Wer über KI spricht, muss den Begriff der Schöpfung mitdenken. Im islamischen Verständnis ist Schöpfung mehr als das Hervorbringen von etwas Neuem. Sie ist untrennbar mit dem göttlichen Willen verbunden. Nur Gott kann aus dem Nichts erschaffen. Der Mensch hingegen erschafft nicht im gleichen Sinne. Er formt, kombiniert, entwickelt. Es bleibt eine klare Differenz: Als geschaffenes Wesen fehlt ihm die Fähigkeit, aus dem Nichts zu erschaffen oder Bewusstsein hervorzubringen.

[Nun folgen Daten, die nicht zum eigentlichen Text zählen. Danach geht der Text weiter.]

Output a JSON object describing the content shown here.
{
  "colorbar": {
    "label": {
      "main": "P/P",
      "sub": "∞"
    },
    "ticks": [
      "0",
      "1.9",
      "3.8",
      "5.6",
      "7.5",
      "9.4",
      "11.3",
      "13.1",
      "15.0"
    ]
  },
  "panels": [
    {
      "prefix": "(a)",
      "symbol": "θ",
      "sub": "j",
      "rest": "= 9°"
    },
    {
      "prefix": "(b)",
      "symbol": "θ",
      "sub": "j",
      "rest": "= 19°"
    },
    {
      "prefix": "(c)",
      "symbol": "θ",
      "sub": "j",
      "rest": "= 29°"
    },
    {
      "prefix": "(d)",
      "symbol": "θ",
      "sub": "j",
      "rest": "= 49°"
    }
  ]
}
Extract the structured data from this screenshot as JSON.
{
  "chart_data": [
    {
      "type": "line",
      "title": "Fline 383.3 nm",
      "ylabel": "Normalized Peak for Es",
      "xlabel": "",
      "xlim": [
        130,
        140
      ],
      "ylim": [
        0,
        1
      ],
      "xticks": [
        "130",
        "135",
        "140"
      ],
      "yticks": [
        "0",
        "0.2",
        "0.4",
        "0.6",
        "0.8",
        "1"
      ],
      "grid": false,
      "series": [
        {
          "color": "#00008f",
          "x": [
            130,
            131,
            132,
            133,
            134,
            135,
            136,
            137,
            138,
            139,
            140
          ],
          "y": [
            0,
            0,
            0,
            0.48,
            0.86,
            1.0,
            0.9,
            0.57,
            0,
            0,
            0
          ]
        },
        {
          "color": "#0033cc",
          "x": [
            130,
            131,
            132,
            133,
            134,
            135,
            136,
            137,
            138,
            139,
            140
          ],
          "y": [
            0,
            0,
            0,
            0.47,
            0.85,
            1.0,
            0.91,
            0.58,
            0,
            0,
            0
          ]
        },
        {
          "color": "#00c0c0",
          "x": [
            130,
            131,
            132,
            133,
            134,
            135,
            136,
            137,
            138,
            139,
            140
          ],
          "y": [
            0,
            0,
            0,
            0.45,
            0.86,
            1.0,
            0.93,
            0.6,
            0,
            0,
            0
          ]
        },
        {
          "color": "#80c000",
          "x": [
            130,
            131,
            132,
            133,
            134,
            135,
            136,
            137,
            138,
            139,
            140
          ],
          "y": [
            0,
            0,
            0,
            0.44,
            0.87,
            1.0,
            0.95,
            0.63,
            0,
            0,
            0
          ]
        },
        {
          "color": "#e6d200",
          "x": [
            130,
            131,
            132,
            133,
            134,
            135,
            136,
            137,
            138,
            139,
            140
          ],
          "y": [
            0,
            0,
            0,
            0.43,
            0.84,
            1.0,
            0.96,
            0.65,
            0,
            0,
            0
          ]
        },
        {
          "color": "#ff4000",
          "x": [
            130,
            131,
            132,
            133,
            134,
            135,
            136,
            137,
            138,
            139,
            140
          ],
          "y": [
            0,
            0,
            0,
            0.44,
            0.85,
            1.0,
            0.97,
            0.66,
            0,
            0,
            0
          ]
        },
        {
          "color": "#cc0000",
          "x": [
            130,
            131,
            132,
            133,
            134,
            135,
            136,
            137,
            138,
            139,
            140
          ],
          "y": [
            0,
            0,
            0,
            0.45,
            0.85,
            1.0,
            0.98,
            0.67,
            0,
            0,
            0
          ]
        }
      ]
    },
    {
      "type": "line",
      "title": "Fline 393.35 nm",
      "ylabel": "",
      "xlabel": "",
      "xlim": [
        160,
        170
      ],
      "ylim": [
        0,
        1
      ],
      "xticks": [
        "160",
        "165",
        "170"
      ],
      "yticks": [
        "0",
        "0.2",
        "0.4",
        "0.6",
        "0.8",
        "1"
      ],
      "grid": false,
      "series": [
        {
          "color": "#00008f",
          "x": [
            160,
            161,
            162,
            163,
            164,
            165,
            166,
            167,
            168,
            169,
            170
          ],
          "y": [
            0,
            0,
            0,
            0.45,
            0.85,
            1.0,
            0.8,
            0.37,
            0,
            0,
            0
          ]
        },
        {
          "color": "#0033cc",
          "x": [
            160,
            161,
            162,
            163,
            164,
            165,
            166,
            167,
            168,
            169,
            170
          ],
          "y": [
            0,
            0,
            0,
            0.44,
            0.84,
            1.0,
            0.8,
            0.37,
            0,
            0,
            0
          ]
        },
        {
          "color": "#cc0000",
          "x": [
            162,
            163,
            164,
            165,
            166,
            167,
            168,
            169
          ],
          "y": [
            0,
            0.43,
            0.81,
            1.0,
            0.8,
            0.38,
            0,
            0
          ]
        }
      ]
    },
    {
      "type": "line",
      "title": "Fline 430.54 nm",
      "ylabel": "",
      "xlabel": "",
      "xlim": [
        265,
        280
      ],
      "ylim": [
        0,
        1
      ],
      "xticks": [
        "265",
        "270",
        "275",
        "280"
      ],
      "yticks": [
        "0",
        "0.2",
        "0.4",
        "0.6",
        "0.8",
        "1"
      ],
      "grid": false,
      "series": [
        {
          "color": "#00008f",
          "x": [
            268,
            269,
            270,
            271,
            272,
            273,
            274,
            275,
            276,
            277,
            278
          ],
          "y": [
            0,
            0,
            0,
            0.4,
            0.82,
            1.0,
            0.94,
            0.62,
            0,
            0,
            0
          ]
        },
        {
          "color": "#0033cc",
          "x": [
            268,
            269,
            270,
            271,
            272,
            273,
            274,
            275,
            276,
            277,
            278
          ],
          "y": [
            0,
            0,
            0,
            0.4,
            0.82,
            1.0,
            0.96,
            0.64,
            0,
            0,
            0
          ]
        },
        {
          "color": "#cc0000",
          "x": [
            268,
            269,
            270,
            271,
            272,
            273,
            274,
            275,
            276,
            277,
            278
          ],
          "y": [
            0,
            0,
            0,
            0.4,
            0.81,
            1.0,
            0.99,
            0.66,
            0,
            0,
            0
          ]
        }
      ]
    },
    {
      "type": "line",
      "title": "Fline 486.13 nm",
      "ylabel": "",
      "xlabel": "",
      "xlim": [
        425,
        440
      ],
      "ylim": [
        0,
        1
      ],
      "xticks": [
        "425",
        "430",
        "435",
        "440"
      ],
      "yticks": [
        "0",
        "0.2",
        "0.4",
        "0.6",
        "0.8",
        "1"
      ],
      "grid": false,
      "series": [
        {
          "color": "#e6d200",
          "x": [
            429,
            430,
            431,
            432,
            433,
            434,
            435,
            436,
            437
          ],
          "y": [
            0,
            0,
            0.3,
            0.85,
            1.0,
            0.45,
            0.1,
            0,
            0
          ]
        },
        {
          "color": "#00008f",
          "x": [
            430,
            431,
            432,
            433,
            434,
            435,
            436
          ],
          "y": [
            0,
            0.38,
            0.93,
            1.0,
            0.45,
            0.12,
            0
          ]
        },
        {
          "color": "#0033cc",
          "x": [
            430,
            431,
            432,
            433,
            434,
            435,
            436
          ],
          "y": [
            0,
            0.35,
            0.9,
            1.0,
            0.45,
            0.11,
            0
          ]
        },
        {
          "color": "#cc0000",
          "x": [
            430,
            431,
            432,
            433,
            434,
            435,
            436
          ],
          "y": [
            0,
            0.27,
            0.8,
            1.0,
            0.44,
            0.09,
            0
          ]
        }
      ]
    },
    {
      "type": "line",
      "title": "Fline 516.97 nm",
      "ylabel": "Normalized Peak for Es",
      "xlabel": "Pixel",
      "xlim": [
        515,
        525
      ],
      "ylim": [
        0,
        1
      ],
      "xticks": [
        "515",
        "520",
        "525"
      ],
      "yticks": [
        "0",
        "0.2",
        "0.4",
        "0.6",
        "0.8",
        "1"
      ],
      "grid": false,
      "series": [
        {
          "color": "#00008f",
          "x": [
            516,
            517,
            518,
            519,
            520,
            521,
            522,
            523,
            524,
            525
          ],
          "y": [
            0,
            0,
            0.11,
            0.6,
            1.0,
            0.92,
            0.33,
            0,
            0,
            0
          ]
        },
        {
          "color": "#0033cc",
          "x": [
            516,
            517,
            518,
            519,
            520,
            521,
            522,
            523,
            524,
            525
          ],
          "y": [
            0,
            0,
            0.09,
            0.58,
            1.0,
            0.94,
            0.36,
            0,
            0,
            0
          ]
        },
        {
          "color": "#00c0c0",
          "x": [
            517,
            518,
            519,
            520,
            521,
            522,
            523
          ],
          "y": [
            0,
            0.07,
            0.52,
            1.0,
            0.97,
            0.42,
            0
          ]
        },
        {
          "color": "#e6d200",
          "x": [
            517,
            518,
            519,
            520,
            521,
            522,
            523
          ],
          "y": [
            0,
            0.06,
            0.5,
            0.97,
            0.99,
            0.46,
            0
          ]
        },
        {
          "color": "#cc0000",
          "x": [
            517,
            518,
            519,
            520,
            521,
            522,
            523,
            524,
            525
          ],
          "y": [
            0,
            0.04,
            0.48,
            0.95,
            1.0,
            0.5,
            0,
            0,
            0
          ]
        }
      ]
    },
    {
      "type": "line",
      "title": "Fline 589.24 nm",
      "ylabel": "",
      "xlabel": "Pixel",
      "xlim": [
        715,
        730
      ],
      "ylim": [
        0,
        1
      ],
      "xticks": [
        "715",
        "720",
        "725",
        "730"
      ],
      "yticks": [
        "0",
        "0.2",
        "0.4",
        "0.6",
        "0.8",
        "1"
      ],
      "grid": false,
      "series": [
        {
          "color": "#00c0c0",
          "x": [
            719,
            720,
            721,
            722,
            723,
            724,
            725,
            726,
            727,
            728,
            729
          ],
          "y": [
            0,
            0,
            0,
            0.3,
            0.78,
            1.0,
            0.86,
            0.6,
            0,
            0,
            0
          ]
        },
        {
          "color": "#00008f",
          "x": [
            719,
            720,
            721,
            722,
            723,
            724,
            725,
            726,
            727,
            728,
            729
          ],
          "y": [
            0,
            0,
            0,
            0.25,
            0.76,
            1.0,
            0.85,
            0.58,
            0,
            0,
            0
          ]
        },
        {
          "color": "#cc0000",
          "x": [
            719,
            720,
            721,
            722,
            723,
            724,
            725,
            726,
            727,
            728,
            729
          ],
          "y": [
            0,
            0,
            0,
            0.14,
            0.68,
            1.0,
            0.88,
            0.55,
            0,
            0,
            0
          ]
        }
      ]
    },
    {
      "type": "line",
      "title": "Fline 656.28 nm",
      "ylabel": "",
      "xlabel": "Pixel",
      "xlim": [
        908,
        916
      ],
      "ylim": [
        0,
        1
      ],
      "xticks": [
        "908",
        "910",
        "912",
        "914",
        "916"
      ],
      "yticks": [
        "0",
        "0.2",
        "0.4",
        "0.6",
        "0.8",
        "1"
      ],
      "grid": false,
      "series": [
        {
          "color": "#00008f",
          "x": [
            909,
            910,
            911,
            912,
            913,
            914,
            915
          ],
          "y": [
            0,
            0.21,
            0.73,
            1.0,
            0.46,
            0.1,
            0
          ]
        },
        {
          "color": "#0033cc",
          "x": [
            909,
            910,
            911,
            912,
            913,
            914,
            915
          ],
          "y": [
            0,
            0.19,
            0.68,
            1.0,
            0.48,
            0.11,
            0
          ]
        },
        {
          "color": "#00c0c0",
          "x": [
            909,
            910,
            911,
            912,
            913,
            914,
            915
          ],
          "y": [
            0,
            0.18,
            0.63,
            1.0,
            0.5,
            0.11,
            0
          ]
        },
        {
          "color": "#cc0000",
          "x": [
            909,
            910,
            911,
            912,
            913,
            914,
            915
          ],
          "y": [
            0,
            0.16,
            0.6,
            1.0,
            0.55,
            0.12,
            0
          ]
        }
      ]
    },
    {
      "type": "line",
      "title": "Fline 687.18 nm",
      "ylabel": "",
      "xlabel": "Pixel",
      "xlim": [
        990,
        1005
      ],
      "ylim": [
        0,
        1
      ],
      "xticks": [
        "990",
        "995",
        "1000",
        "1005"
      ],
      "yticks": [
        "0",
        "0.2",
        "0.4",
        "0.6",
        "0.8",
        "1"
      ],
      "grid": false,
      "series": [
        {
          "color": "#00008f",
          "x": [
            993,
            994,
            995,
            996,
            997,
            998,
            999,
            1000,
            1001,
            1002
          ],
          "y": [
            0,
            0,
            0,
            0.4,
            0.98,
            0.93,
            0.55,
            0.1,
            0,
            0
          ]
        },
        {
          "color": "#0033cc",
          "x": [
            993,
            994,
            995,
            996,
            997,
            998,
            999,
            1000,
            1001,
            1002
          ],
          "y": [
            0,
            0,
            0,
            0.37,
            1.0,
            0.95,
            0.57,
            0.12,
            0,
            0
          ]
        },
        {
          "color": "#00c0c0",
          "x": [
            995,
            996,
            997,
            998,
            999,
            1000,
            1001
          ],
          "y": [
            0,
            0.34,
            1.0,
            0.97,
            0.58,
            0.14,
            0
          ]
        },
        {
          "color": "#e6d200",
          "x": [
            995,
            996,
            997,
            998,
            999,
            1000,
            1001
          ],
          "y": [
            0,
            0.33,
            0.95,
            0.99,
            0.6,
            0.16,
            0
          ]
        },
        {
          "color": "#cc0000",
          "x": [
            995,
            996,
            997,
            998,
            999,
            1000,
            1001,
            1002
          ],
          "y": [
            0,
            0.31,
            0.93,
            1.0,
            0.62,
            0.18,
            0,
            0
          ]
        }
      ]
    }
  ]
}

Und genau hier beginnt die eigentliche Frage: Wenn der Mensch selbst kein Bewusstsein erschafft, woher kommt es dann? Ein zentraler Gedanke dazu findet sich im Qur'an:
„Und Er lehrte Adam die Namen aller Dinge.“ (Qur'an 2:31)
In vielen klassischen Lesarten steht Adam für den ersten Menschen. Für einen klaren Anfangspunkt der Menschheit.
Doch es gibt auch andere Zugänge. Interpretationen, die Adam (und natürlich auch Eva) weniger als biologischen Ursprung verstehen, sondern als symbolischen Übergang: Als Moment, in dem der Mensch nicht nur existiert,
sondern beginnt, zu erkennen, zu benennen, zu verstehen.
Hier treffen zwei Perspektiven aufeinander. Die klassische theologische Lesart. Und eine wissenschaftliche Sicht, die die Entwicklung des Menschen evolutionär erklärt. Beide wirken auf den ersten Blick widersprüchlich. Sind es aber nicht zwingend.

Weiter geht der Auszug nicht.